- Durissy Location in Haiti
- Coordinates: 18°23′0″N 72°50′0″W﻿ / ﻿18.38333°N 72.83333°W
- Country: Haiti
- Department: Ouest
- Arrondissements of Haiti: Léogâne
- Time zone: UTC-5 (UTC)

= Durissy =

Durissy is a village in the Léogâne Arrondissement, in the Ouest department of Haiti. It is west-southwest of Port-au-Prince.

==History==
The village suffered damage during the 2010 Haiti earthquake. The school, just built in 2002, was destroyed. Plans are underway to restore it.

==Education==
The village has a parochial elementary school, Our Lady of Perpetual Help.

===School===
The school was founded by Father Anis Yves on October 5, 2002. Digicel contributed the school and furnishings.
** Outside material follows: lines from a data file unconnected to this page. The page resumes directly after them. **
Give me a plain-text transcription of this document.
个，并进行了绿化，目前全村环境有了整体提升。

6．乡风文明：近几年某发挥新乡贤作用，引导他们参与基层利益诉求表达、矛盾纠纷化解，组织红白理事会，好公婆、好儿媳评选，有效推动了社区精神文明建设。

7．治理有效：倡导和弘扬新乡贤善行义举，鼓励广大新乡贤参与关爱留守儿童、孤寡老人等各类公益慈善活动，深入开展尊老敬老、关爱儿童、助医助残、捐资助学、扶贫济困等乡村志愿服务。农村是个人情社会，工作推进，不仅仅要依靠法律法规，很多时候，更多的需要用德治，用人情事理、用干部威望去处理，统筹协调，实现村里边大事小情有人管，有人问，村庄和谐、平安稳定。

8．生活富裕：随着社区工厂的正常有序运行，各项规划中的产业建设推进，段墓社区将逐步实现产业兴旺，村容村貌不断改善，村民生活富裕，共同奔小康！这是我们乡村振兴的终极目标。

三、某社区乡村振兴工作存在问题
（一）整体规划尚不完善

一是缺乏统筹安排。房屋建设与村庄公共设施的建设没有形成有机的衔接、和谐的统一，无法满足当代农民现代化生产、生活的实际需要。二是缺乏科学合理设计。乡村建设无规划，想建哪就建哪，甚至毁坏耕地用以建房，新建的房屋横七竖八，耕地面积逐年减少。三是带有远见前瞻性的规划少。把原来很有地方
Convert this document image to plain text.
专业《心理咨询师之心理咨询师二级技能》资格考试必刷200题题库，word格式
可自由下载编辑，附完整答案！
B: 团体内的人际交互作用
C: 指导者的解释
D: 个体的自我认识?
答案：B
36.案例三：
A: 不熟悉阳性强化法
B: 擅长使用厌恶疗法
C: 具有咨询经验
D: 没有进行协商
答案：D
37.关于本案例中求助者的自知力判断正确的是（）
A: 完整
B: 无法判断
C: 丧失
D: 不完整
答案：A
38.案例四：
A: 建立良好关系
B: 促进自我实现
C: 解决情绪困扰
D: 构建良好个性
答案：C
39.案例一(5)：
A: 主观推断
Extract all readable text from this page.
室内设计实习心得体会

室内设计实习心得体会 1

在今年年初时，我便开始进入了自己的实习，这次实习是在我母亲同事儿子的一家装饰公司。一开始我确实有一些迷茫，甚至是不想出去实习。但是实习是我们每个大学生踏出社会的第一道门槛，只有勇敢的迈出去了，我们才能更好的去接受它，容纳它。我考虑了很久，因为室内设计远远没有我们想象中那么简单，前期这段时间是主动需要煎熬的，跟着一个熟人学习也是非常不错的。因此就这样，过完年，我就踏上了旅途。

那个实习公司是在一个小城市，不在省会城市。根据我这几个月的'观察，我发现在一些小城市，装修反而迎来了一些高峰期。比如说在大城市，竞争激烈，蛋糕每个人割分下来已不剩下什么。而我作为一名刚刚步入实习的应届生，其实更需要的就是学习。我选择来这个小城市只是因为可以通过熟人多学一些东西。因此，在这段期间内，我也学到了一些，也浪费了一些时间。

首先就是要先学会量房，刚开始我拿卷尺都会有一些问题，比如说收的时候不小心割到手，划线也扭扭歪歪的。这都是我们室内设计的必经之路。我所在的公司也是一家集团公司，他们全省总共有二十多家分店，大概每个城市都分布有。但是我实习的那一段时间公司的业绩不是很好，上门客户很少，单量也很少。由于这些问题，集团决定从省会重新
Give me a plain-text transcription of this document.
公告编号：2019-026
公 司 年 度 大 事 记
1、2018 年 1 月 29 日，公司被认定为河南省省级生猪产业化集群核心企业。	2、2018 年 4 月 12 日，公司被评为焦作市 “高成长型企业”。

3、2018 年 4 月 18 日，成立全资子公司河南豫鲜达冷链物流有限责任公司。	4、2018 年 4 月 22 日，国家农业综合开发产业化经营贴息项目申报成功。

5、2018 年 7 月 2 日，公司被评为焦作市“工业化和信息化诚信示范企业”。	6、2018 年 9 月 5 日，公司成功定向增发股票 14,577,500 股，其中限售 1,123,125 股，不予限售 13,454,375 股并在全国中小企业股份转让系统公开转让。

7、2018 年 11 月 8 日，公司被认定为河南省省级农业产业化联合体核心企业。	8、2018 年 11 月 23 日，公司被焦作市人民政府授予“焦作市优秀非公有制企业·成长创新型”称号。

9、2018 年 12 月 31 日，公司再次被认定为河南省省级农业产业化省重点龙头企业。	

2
It also supported teachers salaries in 2008. It is a privately funded community school operating with the approval of the Ministry of Education. It is under the guidance of the Roman Catholic Archdiocese of Port-au-Prince.

It teaches grades K-7. Food is contributed during the school year.

There are 273 students, 105 boys and 93 girls. There are nine teachers.

The following subjects are taught: Math, French, Creole, Social and Experimental Science, and Religion.

There is a board of appointed directors.

==Infrastructure==
The village has no electricity and no potable water. It receives its mail through Petit-Goâve.